I made an experiment connecting to MongoDB server from web browser and using Change Streams for reactive updates.
The idea is that by allowing web clients to directly connect to a MongoDB database server we remove all the overhead and latency introduced by intermediary code: multiple serializations and deserializations, memory buffers, etc. Because web browsers cannot directly connect to a TCP port, the web app exposes a thin WebSockets-TCP proxy which does not process packets but just passes them back and forth.
Change Streams is an official MongoDB API since MongoDB 3.6 to hook into the oplog and receive a stream of notifications as documents in a collection are being modified.
This web app then uses Vue to render the example reactive collection.
@mitar is this where you are defining how ChangeStreams should work? Is it subscribing to changes for the entire collection?
Regarding your readme - the security is the top concern, especially if/when vulnerabilities in MongoDB are discovered. Plus scaling looks like it would be limited, I suspect Change Streams, when used appropriately, should help you scale to 1m concurrent users and beyond.
Either way, the code looks fairly simple - wouldn’t this be reasonable to integrate with Meteor’s pub/sub?
Sure. This is why I would probably have a dedicated MongoDB instance just for this public data, if I would go this way.
My main motivation for me was that I am working on one dashboard for measurements. So a lot of data is getting in and I would like to visualize it. Because the whole tool is to be used inside secured network I do not really worry about MongoDB security. But I do worry that I have to transport a lot of data from server to client and I do not want to spend time serializing/deserializing data unnecessary.
Not sure why you think it would help with scaling? How you got to this number?
The benefit would be that somone can create static-first applications and then sprinkle in real-time magic where it makes sense, and it would be super scalable.
It’s arbitrary. I’m just trying to say, it should get you to the 7 figures and up, and not just 4-5 figures.
On a side note: I think where this public change streams approach might make sense is if your application has various third-party partners or services - it can make it really easy to create a real-time API or integration point while keeping the amount of connections reasonable (especially if IP whitelisting were implemented)

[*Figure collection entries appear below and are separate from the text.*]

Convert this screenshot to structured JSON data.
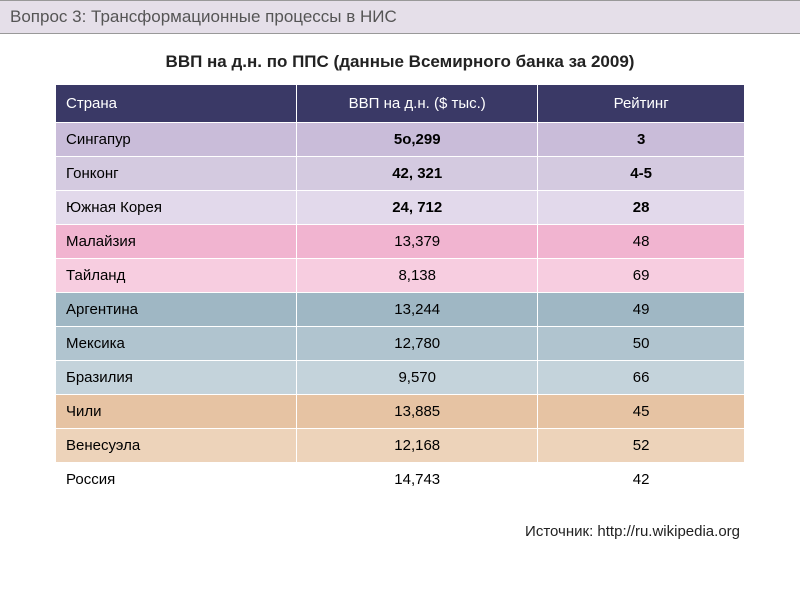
{
  "header": {
    "text": "Вопрос 3:  Трансформационные процессы в НИС"
  },
  "title": "ВВП на д.н. по ППС (данные Всемирного банка за 2009)",
  "table": {
    "columns": [
      "Страна",
      "ВВП на д.н. ($ тыс.)",
      "Рейтинг"
    ],
    "column_widths": [
      "35%",
      "35%",
      "30%"
    ],
    "header_bg": "#3a3966",
    "header_color": "#ffffff",
    "rows": [
      {
        "cells": [
          "Сингапур",
          "5о,299",
          "3"
        ],
        "bg": "#c9bcd9",
        "bold": true
      },
      {
        "cells": [
          "Гонконг",
          "42, 321",
          "4-5"
        ],
        "bg": "#d4cae0",
        "bold": true
      },
      {
        "cells": [
          "Южная Корея",
          "24, 712",
          "28"
        ],
        "bg": "#e2d9eb",
        "bold": true
      },
      {
        "cells": [
          "Малайзия",
          "13,379",
          "48"
        ],
        "bg": "#f1b4d0",
        "bold": false
      },
      {
        "cells": [
          "Тайланд",
          "8,138",
          "69"
        ],
        "bg": "#f7cde0",
        "bold": false
      },
      {
        "cells": [
          "Аргентина",
          "13,244",
          "49"
        ],
        "bg": "#9fb7c4",
        "bold": false
      },
      {
        "cells": [
          "Мексика",
          "12,780",
          "50"
        ],
        "bg": "#b0c4cf",
        "bold": false
      },
      {
        "cells": [
          "Бразилия",
          "9,570",
          "66"
        ],
        "bg": "#c4d3db",
        "bold": false
      },
      {
        "cells": [
          "Чили",
          "13,885",
          "45"
        ],
        "bg": "#e6c3a3",
        "bold": false
      },
      {
        "cells": [
          "Венесуэла",
          "12,168",
          "52"
        ],
        "bg": "#edd3ba",
        "bold": false
      },
      {
        "cells": [
          "Россия",
          "14,743",
          "42"
        ],
        "bg": "#ffffff",
        "bold": false
      }
    ]
  },
  "source": {
    "prefix": "Источник: ",
    "url": "http://ru.wikipedia.org"
  },
  "colors": {
    "header_bar_bg": "#e5dfe9",
    "page_bg": "#ffffff",
    "text": "#222222"
  }
}
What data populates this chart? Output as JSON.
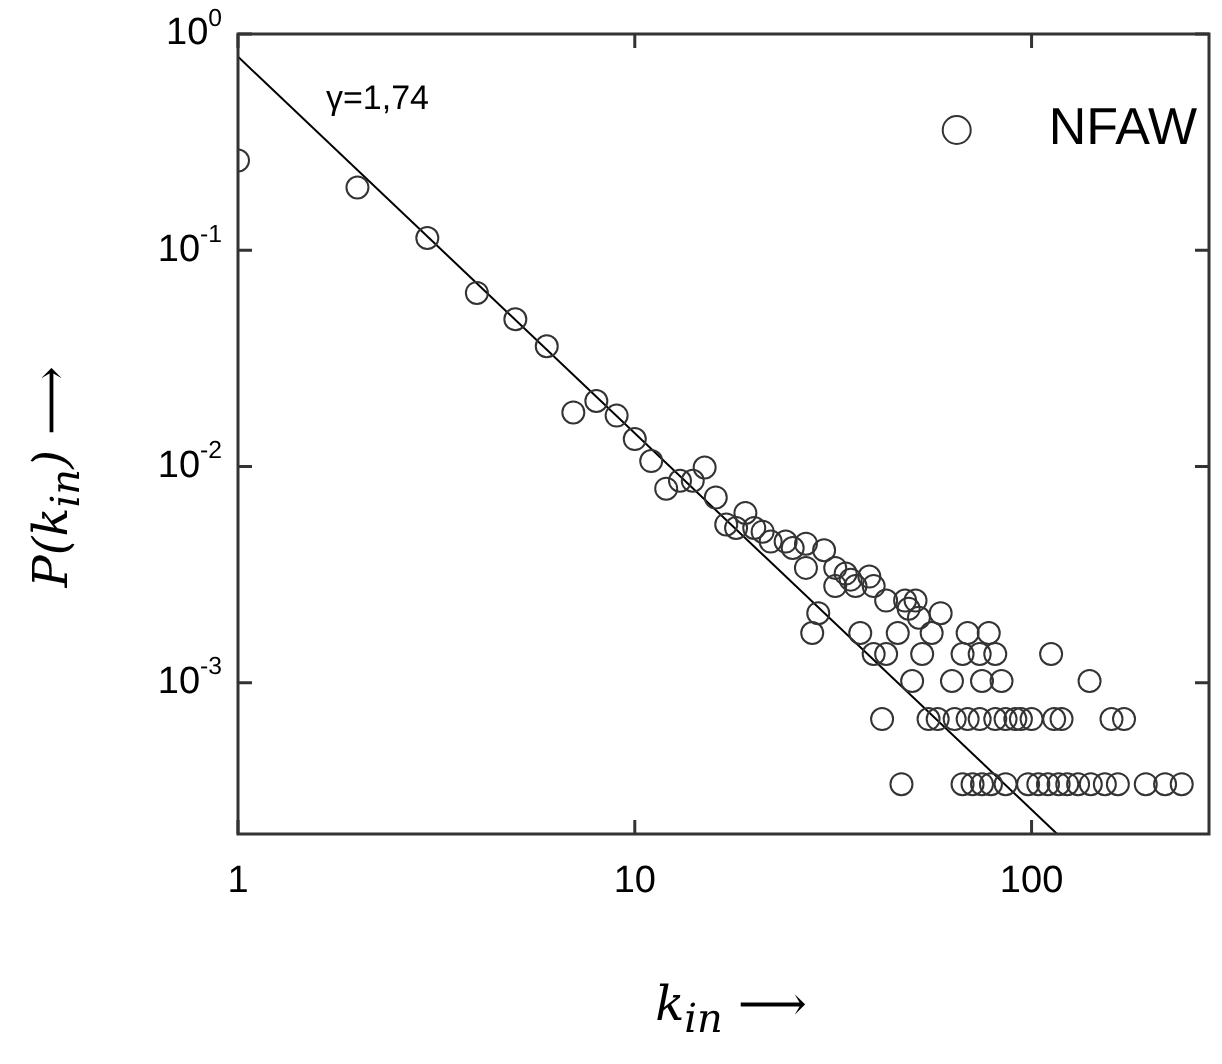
{
  "chart_data": {
    "type": "scatter",
    "xlabel": "k$_{in}$ ⟶",
    "ylabel": "P(k$_{in}$) ⟶",
    "log": "xy",
    "xlim": [
      1,
      280
    ],
    "ylim": [
      0.0002,
      1
    ],
    "xticks": [
      1,
      10,
      100
    ],
    "yticks": [
      {
        "value": 1,
        "label": "10$^{0}$"
      },
      {
        "value": 0.1,
        "label": "10$^{-1}$"
      },
      {
        "value": 0.01,
        "label": "10$^{-2}$"
      },
      {
        "value": 0.001,
        "label": "10$^{-3}$"
      }
    ],
    "grid": false,
    "legend": "top right",
    "marker": "circle",
    "annotations": [
      "γ=1,74"
    ],
    "series": [
      {
        "name": "NFAW",
        "color": "#333333",
        "x": [
          1,
          2,
          3,
          4,
          5,
          6,
          7,
          8,
          9,
          10,
          11,
          12,
          13,
          14,
          15,
          16,
          17,
          18,
          19,
          20,
          21,
          22,
          24,
          25,
          27,
          27,
          30,
          32,
          32,
          34,
          35,
          36,
          39,
          40,
          43,
          48,
          51,
          49,
          52,
          59,
          29,
          28,
          37,
          46,
          56,
          69,
          78,
          40,
          43,
          53,
          67,
          74,
          81,
          112,
          50,
          63,
          75,
          84,
          140,
          42,
          55,
          58,
          64,
          69,
          74,
          81,
          86,
          91,
          94,
          100,
          114,
          119,
          159,
          171,
          47,
          67,
          71,
          75,
          79,
          86,
          98,
          104,
          110,
          117,
          123,
          131,
          141,
          153,
          165,
          194,
          217,
          239
        ],
        "values": [
          0.26,
          0.195,
          0.114,
          0.0635,
          0.048,
          0.036,
          0.0178,
          0.0201,
          0.0172,
          0.0134,
          0.0106,
          0.0079,
          0.0086,
          0.0086,
          0.0099,
          0.0072,
          0.0054,
          0.0052,
          0.0061,
          0.0052,
          0.005,
          0.0045,
          0.0045,
          0.0042,
          0.0044,
          0.0034,
          0.0041,
          0.0034,
          0.0028,
          0.0032,
          0.003,
          0.0028,
          0.0031,
          0.0028,
          0.0024,
          0.0024,
          0.0024,
          0.0022,
          0.002,
          0.0021,
          0.0021,
          0.0017,
          0.0017,
          0.0017,
          0.0017,
          0.0017,
          0.0017,
          0.00136,
          0.00136,
          0.00136,
          0.00136,
          0.00136,
          0.00136,
          0.00136,
          0.00102,
          0.00102,
          0.00102,
          0.00102,
          0.00102,
          0.00068,
          0.00068,
          0.00068,
          0.00068,
          0.00068,
          0.00068,
          0.00068,
          0.00068,
          0.00068,
          0.00068,
          0.00068,
          0.00068,
          0.00068,
          0.00068,
          0.00068,
          0.00034,
          0.00034,
          0.00034,
          0.00034,
          0.00034,
          0.00034,
          0.00034,
          0.00034,
          0.00034,
          0.00034,
          0.00034,
          0.00034,
          0.00034,
          0.00034,
          0.00034,
          0.00034,
          0.00034,
          0.00034
        ]
      },
      {
        "type": "line",
        "color": "#000000",
        "marker": "none",
        "x": [
          1,
          116
        ],
        "values": [
          0.785,
          0.0002
        ]
      }
    ]
  }
}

It’s possible that the concept of having 1000 Change Streams connections has been misunderstood.
Looking at the documentation, Change Streams supports $match, which means that you can specify multiple queries that would meet the requirement with-in one Change Stream. It looks to be as flexible as any MongoDB query.

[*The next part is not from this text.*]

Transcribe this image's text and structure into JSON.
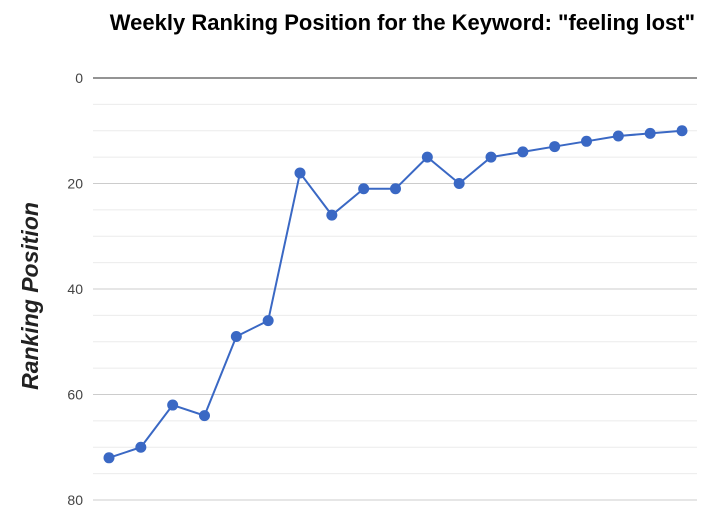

It also looks like Change Steams support operationType, which lets you watch just about any operation, including insert, update, delete, etc.
I would assume that if someone wanted super scalability, it can be set up so that each server would watch only the documents it needs _id. One can set up a second Change Stream to look for relevant inserts/removes/etc.
If correct, wouldn’t this be more scalable than redis-oplog, as it can deliver updates updates specifically to the servers that require them? or does redis-oplog somehow know which servers need to updated with which data?